Saturday, October 21, 2023

The Gateless Gate

In all areas of human endeavor we rely on the expertise of others—the dentist, the attorney, the chef. Why would the fulfillment of our spiritual needs be any different? It is only natural that in times of need we turn to spiritual guides for help.

            But therein lies the danger—the illusion that spiritual enlightenment is something we can attain second hand; the mistaken presumption that the footsteps of others can do the walking for us. The Chinese and Japanese tradition of Zen Buddhism is particularly focused on this common error.

One day, 13th century Zen Master Ekai gathered his monks for a talk. Always eager for knowledge, the young aspirants leaned into the words of their venerable teacher, sure that they would be of enormous value. Ekai sensed the time was ripe for an unexpected lesson.

“The great path has no gates,” he said, “thousands of roads enter it. When one passes through this gateless gate he walks freely between heaven and earth.”

It isn’t difficult to image the monk’s sideways glances, checking to see if anyone understood a word of what the master just said. What the heck is a gateless gate?

            “Zen has no gates,” Ekai continued. “The purpose of Buddha’s words is to enlighten others. Therefore, Zen should be gateless. Now, how does one pass through the gateless gate? Even such words are like raising waves in a windless sea or performing an operation upon a healthy body. If one clings to what others have said and tries to understand Zen by explanation, he is like a dunce who thinks he can beat the moon with a pole or scratch an itching foot from the outside of a shoe.”

            Then Ekai launched into a series of koans—unanswerable riddles designed to confound and ultimately disengage the mind, clearing the way for authentic satori or enlightenment. Later Ekai wrote the following account of the event:

            “In the year 1228 I was lecturing monks in the Ryusho Temple in Eastern China, and at their request I retold old koans, endeavoring to inspire their Zen spirit. I meant to use the koans as a man who picks up a piece of brick to knock at a gate, and after the gate is opened the brick is useless and is thrown away. My notes, however, were collected unexpectedly, and there were forty-eight koans, together with my comment in prose and verse concerning each. I have called the book The Gateless Gate, wishing students to read it as a guide.”

            To this day, Ekai’s The Gateless Gate is regarded as a masterpiece of Zen wisdom—even if it is one of the most exasperating philosophical works ever recorded. At the playful heart of the project is the notion that enlightenment cannot be conceptualized, codified, or conveyed second-hand by anyone—no matter how clever or erudite. All words and teachings can do is shake us awake to an unmediated awareness of our own essential nature. The moment you try to describe or explain it, any nascent awareness vanishes. The more fervent the grasping, the lower the yield.

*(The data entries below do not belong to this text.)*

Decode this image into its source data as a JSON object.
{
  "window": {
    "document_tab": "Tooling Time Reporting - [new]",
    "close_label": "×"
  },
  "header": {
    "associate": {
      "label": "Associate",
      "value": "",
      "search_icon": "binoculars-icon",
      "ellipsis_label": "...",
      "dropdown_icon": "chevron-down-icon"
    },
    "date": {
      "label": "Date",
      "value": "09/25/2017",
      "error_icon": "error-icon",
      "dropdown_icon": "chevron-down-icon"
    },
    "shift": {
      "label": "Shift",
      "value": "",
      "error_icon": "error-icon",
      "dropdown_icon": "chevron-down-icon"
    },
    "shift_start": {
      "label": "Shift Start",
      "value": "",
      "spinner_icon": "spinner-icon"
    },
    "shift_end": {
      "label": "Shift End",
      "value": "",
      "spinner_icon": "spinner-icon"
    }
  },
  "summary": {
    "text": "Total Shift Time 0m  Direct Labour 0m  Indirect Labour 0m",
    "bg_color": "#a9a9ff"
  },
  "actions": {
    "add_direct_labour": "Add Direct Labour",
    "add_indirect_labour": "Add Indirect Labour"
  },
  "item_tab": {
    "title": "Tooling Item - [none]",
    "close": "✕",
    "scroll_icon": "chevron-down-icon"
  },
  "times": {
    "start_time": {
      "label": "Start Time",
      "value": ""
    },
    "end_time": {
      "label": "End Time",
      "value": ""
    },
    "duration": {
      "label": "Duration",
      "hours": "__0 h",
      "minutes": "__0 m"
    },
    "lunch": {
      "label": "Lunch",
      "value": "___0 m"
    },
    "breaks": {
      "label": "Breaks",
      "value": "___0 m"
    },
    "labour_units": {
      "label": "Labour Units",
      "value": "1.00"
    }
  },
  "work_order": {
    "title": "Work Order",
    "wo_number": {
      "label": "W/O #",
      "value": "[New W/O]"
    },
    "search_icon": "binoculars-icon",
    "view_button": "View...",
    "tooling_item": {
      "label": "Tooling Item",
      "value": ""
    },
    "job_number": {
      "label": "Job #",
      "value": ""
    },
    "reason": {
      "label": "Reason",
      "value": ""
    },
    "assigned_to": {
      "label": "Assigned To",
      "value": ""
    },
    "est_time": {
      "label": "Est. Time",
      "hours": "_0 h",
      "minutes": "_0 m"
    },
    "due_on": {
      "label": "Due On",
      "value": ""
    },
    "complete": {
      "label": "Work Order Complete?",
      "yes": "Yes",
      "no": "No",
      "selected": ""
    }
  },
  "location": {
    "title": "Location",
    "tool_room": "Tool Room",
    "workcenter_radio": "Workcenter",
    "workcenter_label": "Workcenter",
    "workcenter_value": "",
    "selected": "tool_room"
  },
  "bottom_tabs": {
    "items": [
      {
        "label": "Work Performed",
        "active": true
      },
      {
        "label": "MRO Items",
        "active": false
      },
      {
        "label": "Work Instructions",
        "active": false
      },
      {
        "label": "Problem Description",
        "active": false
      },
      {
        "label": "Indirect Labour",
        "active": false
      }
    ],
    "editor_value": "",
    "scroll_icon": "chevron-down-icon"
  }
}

The fact that someone wrote the koans down was frustrating to Ekai, because writing wisdom down often dooms it to domesticity, misunderstanding, and misuse. But we’re grateful to that nameless monk anyway because now, 900 years later, we too can be challenged by these odd and edifying riddles.

All quotes from Zen Flesh, Zen Bones: A Collection of Zen and Pre-Zen Writings compiled by Paul Reps (Charles E. Tuttle: Rutland, Vermont, 1958) 113-114.

[This piece first appeared in my column called A to Zen in the November/December 2023 edition of Unity Magazine, and is reproduced here with permission.]